A Braulio, que
no es un hombre culto porque la vida no le ha dejado, no le gustan las palabra
huecas. Braulio prefiere el lenguaje directo, la expresión certera que va
derecha al significado. Viene a cuento esta reflexión porque ayer, sentado a la
sombra de los álamos de El Venero, como casi siempre desde que es viejo, y
rodeado de los de siempre, uno de los de Madrid se tiró un buen rato hablando
de la psicología rural. La piscología rural por aquí, la psicología rural por
allá. Lo único que el viejo sacó en claro fue que la dichosa psicología tiene
mucho que ver con el comportamiento y este con el sentido común que, muchas
veces, como decía el maestro D. Marcelino, es el menos común de los sentidos.
Hoy, en su
paseo mañanero, el viejo sigue dándole vueltas a la conversación de ayer. Los
pensamientos le llevan a rememorar un cuento que, en las noches de invierno al
amor de la lumbre y a la luz del candil, narraban su madre, su abuela o alguna
de las vecinas que venían de hilandero y que, según cree, define mejor el
comportamiento de los pueblos que cualquier psicología.
Braulio no
recuerda dónde ocurrieron los hechos porque cuando su abuela comenzaba con lo
del padre y el hijo, el niño que era entonces, los ubicaba en Los Santos y los
acompañaba por el recorrido que hacían por el pueblo.
La narración se
iniciaba siempre cuando el niño, harto de la conversación de las mujeres, les pedía
que le contaran el cuento del burro, que casi siempre comenzaba así:
Un padre y un
hijo que venían de Los Eros, subían por el camino de Los Santos, el hijo
montado en un burrillo y el padre andando detrás. Cuando alcanzaron a las
primeras casas del pueblo, una de las mujeres que hilaban sendos copos de lana al
resolano en Lleralta, viéndolos llegar, dijo a las otras:
—Mirad el
mundo de hoy. El viejo andando y el joven montado. Así son las cosas ahora.
El padre, que
era de oreja fina, oyó a la mujer y, sin contestar, indicó al muchacho que
bajara y sin más, arrimó al burro a un poyo de los que hay en la calle y montó
en el burro. Así enfilaron la Carrera de los Gallos, el padre arriba y el hijo
detrás, agarrado al rabo del animal. Cuando llegaron a la plaza, otra de las
mujeres que cosían al resolano en el corral de Tío Gorito, dijo a las otras:
—Mirad el
mundo de hoy. El hijo andando y el padre montado. No sé cómo no le da vergüenza.

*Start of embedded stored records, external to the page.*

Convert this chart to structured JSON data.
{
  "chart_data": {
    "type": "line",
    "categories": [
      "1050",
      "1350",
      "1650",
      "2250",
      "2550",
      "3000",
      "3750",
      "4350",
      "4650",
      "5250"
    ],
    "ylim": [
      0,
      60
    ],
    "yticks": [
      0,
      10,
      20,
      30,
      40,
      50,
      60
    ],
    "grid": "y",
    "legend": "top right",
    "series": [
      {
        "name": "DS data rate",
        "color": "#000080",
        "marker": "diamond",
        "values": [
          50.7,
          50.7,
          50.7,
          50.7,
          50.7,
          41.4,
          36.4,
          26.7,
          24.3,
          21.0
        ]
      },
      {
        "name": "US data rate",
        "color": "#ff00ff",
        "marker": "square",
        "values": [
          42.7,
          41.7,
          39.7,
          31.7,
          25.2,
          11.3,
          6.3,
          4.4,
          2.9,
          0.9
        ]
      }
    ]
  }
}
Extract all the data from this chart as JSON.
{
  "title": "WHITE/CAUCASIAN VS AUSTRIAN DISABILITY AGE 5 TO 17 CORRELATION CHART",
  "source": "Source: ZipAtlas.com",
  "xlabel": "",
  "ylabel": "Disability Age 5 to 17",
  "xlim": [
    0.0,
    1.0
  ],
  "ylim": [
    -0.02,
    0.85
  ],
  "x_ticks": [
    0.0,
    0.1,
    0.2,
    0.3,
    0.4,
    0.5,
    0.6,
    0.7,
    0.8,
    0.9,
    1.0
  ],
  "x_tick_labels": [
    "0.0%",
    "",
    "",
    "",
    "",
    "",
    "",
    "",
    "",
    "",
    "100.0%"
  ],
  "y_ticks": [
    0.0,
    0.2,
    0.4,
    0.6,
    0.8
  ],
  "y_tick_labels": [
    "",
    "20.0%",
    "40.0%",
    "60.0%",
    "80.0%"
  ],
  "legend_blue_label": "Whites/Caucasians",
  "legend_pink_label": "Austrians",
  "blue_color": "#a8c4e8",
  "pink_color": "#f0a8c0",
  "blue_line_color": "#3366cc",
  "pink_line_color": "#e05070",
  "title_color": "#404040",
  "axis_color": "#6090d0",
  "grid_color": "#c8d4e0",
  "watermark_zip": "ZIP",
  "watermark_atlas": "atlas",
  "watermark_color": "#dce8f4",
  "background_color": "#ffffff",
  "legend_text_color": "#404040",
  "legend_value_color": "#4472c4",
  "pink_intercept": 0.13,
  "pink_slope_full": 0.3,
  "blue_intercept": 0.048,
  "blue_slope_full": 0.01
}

Pero, en fin, así son las cosas ahora.
El padre, que
ya hemos dicho que era de oreja fina, oyó a la mujer y sin contestar ni hacer
ningún comentario se echó abajo del burro, lo tomó del rabero y siguió
caminando. Y así, el padre delante, el burro en medio y el hijo detrás,
llegaron a La Asomadilla, donde un grupillo de hombres levantaba un portillo en
la pared de la era de tío Juan. Uno de ellos, sin cortarse un pelo, dijo a los
otros:
—Mirad que
bobos. Los dos andando y el burro tan campante. Y seguro que esta noche le
llenan el pesebre de heno.
La narradora,
que no sabía de psicología, ni rural ni urbana y que seguramente no habría oído
nunca tal palabra, terminaba siempre con una reflexión que Braulio no recuerda
exactamente, pero que podría parecerse a esta:
“En la ciudad
y en el pueblo haz lo que debas hacer y olvida de los otros el parecer”.